Sunday, April 14, 2013

A Tachycardic Synopsis of AFP's "Common Types of Supraventricular Tachycardia: Diagnosis and Management "


A brief synopsis of:
Common Types of Supraventricular Tachycardia: Diagnosis and Management 
RANDALLA.COLUCCI, DO, MPH, Ohio University College of Osteopathic Medicine, Athens, Ohio
MITCHELL J. SILVER, DO, McConnell Heart Hospital, Columbus, Ohio
JAY SHUBROOK, DO, Ohio University College of Osteopathic Medicine, Athens, Ohio http://www.aafp.org/afp/2010/1015/p942.html 
Am Fam Physician. 2010 Oct 15;82(8):942-952.


     Besides atrial flutter and fibrillation, there are three common types of SVT. They are AVNRT (AV nodal reentrant tachycardia), AVRT (AV reciprocating tachycardia), and AT (atrial tachycardia). 
     Nodal reentry is the most common type. It is seen in young, healthy women. The reentry occurs inside the AV node itself. The signal takes a slow route down the node (antegrade), and then a fast path back up it (retrograde). A "retrograde P wave" may not be seen on the ECG, but if it is, it will appear as a "pseudo R wave in lead V1".
     AV reciprocating tachycardia occurs shen the impulse passes through the AV node but instead of going to the bundle of his and around the apex of the ventricle, it follows an accessory "short cut"  through part of the heart and back to the AV node. This creates a reentry circuit and a short RP interval, which will vary depending on the specific trail of the shortened path. A delta wave may be seen. The patient may also develop spontaneous atrial fibrillation. 
   AT is caused by a signal being created in a place other than the SA node, commonly "adjacent to the crista terminalis in the right atrium or the crista terminalis in the right atrium". It can also be multifocal. 

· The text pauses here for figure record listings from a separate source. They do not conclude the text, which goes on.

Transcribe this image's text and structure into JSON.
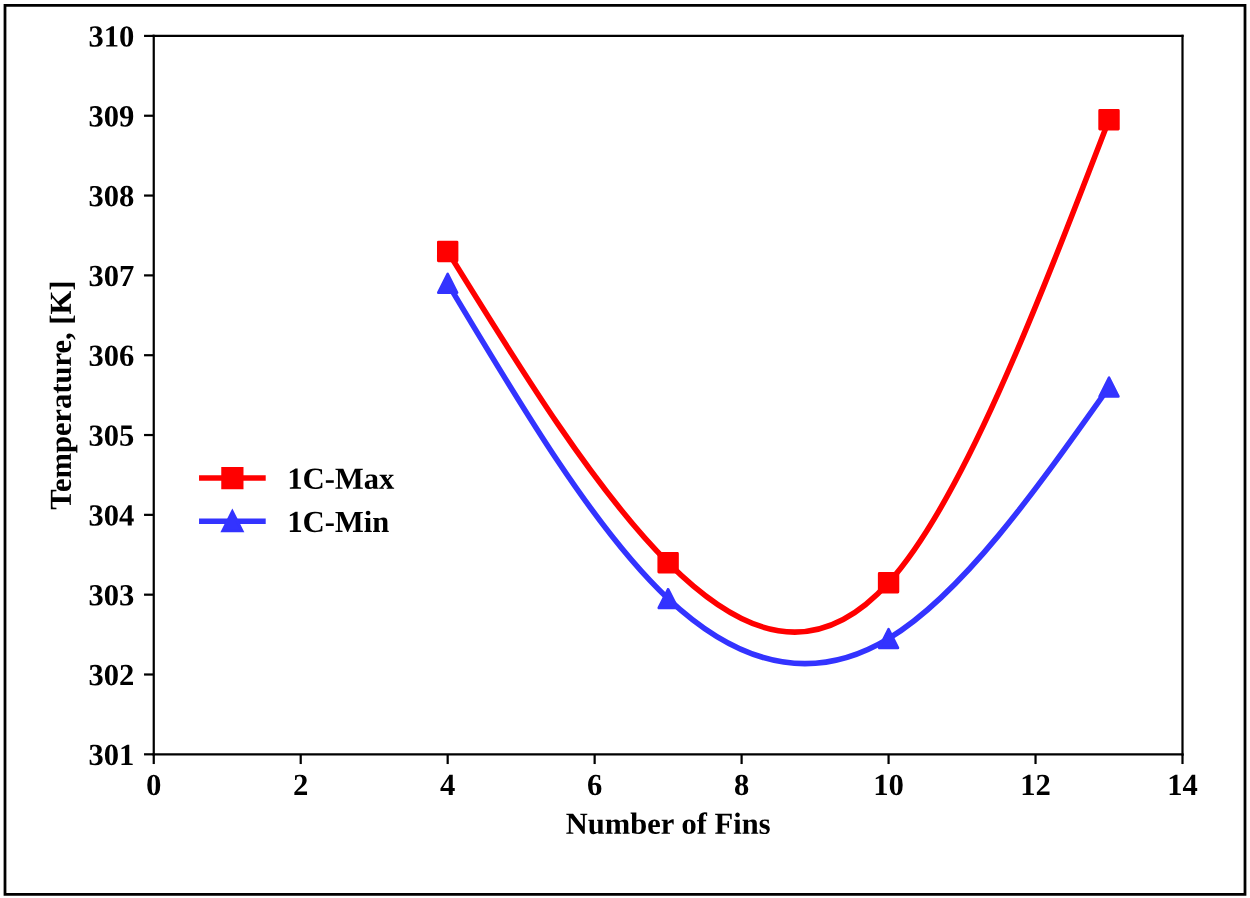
{
  "chart_data": {
    "type": "line",
    "xlabel": "Number of Fins",
    "ylabel": "Temperature, [K]",
    "x": [
      4,
      7,
      10,
      13
    ],
    "series": [
      {
        "name": "1C-Max",
        "color": "#ff0000",
        "marker": "square",
        "values": [
          307.3,
          303.4,
          303.15,
          308.95
        ]
      },
      {
        "name": "1C-Min",
        "color": "#3333ff",
        "marker": "triangle",
        "values": [
          306.9,
          302.95,
          302.45,
          305.6
        ]
      }
    ],
    "xlim": [
      0,
      14
    ],
    "xticks": [
      0,
      2,
      4,
      6,
      8,
      10,
      12,
      14
    ],
    "ylim": [
      301,
      310
    ],
    "yticks": [
      301,
      302,
      303,
      304,
      305,
      306,
      307,
      308,
      309,
      310
    ],
    "grid": false,
    "legend": "center left",
    "line_style": "solid"
  }
}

     The most common symptoms in SVT are chest discomfort, dyspnea, fatigue, lightheadedness, and palpitations  The palpitations are intermittent. The patient may be told that they have anxiety or panic disorder. Tachycardia may be the only sign in an otherwise normal patient. The history may show symptoms since childhood, onset with coffee, stress, or lack of sleep, or a positive family history. An ECG may show a narrow QRS complex, prolonged QT interval, or delta waves. A wide complex tachycardia may be associated with a bundle branch block. 

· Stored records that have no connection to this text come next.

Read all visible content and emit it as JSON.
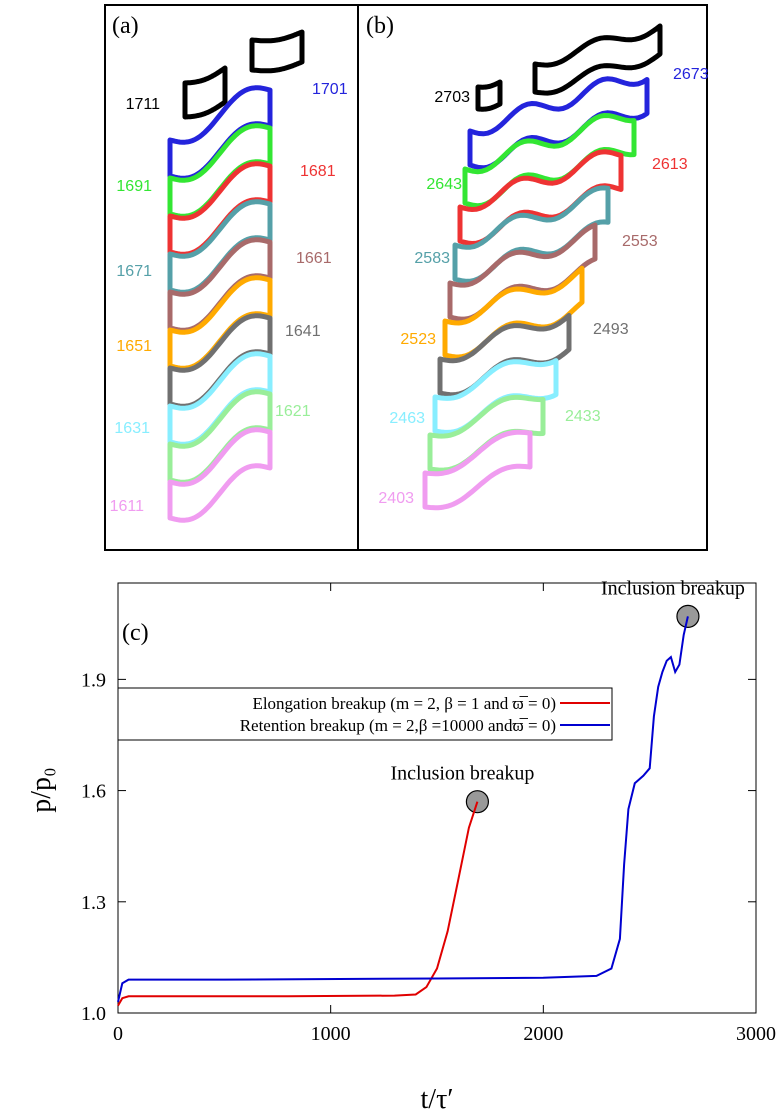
{
  "panels": [
    {
      "label": "(a)",
      "shapes": [
        {
          "label": "1711",
          "color": "#000000"
        },
        {
          "label": "1701",
          "color": "#2424dc"
        },
        {
          "label": "1691",
          "color": "#33e633"
        },
        {
          "label": "1681",
          "color": "#ee3333"
        },
        {
          "label": "1671",
          "color": "#55a0a8"
        },
        {
          "label": "1661",
          "color": "#a86a6a"
        },
        {
          "label": "1651",
          "color": "#ffaa00"
        },
        {
          "label": "1641",
          "color": "#707070"
        },
        {
          "label": "1631",
          "color": "#88eeff"
        },
        {
          "label": "1621",
          "color": "#99ee99"
        },
        {
          "label": "1611",
          "color": "#f09cf0"
        }
      ]
    },
    {
      "label": "(b)",
      "shapes": [
        {
          "label": "2703",
          "color": "#000000"
        },
        {
          "label": "2673",
          "color": "#2424dc"
        },
        {
          "label": "2643",
          "color": "#33e633"
        },
        {
          "label": "2613",
          "color": "#ee3333"
        },
        {
          "label": "2583",
          "color": "#55a0a8"
        },
        {
          "label": "2553",
          "color": "#a86a6a"
        },
        {
          "label": "2523",
          "color": "#ffaa00"
        },
        {
          "label": "2493",
          "color": "#707070"
        },
        {
          "label": "2463",
          "color": "#88eeff"
        },
        {
          "label": "2433",
          "color": "#99ee99"
        },
        {
          "label": "2403",
          "color": "#f09cf0"
        }
      ]
    }
  ],
  "chart_data": {
    "type": "line",
    "panel_label": "(c)",
    "xlabel": "t/τ′",
    "ylabel": "p/p₀",
    "xlim": [
      0,
      3000
    ],
    "ylim": [
      1.0,
      2.16
    ],
    "xticks": [
      0,
      1000,
      2000,
      3000
    ],
    "yticks": [
      {
        "value": 1.0,
        "label": "1.0"
      },
      {
        "value": 1.3,
        "label": "1.3"
      },
      {
        "value": 1.6,
        "label": "1.6"
      },
      {
        "value": 1.9,
        "label": "1.9"
      }
    ],
    "series": [
      {
        "name": "Elongation breakup (m = 2, β = 1 and ϖ̅ = 0)",
        "color": "#e00000",
        "x": [
          0,
          20,
          50,
          200,
          800,
          1300,
          1400,
          1450,
          1500,
          1550,
          1600,
          1650,
          1690
        ],
        "values": [
          1.02,
          1.04,
          1.045,
          1.045,
          1.045,
          1.047,
          1.05,
          1.07,
          1.12,
          1.22,
          1.36,
          1.5,
          1.57
        ]
      },
      {
        "name": "Retention breakup (m = 2,β =10000 andϖ̅ = 0)",
        "color": "#0000d0",
        "x": [
          0,
          20,
          50,
          500,
          1500,
          2000,
          2250,
          2320,
          2360,
          2380,
          2400,
          2430,
          2470,
          2500,
          2520,
          2540,
          2560,
          2580,
          2600,
          2620,
          2640,
          2660,
          2680
        ],
        "values": [
          1.03,
          1.08,
          1.09,
          1.09,
          1.093,
          1.095,
          1.1,
          1.12,
          1.2,
          1.4,
          1.55,
          1.62,
          1.64,
          1.66,
          1.8,
          1.88,
          1.92,
          1.95,
          1.96,
          1.92,
          1.94,
          2.02,
          2.07
        ]
      }
    ],
    "annotations": [
      {
        "text": "Inclusion breakup",
        "x": 1690,
        "y": 1.57
      },
      {
        "text": "Inclusion breakup",
        "x": 2680,
        "y": 2.07
      }
    ]
  }
}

     Management can be divided into short and long term, depending on whether the symptoms come and go, or if they are more serious, causing syncope, hemodynamic instability or other dangerous symptoms. Short term management can be performed first by nonpharmacologic treatments such as the valsalva maneuver, vagal maneuvers, or carotid massage (unless the patient may have an atherosclerotic plaque). This will increase vagal tone and decrease heart rate. Pharmacologic treatments include adenosine or verapamil. Adenosine may cause ventricular fibrillation in patients with Wolff-Parkinson-White syndrome.  It is an AV node blocking agent and thus would not work with AT. Verapamil can be used if adenosine does not correct the SVT. It is a negative inotrope,  so it may cause bradycardia and vasodilation. If none of these treatments work, then referral to a cardiologist for treatment with flecainide or propafenone may be necessary. 
     Long term management is considered, depending on frequency, intensity, and quality of life. The options are radiofrequency catherter ablation or intermittent medication. If the patient only experiences episodes a few times a year, they can be given verapamil PRN, known as the "pill-in-a-pocket" method. Ablative therapy has recently been shown to be quite effective with better long term outcomes and cost.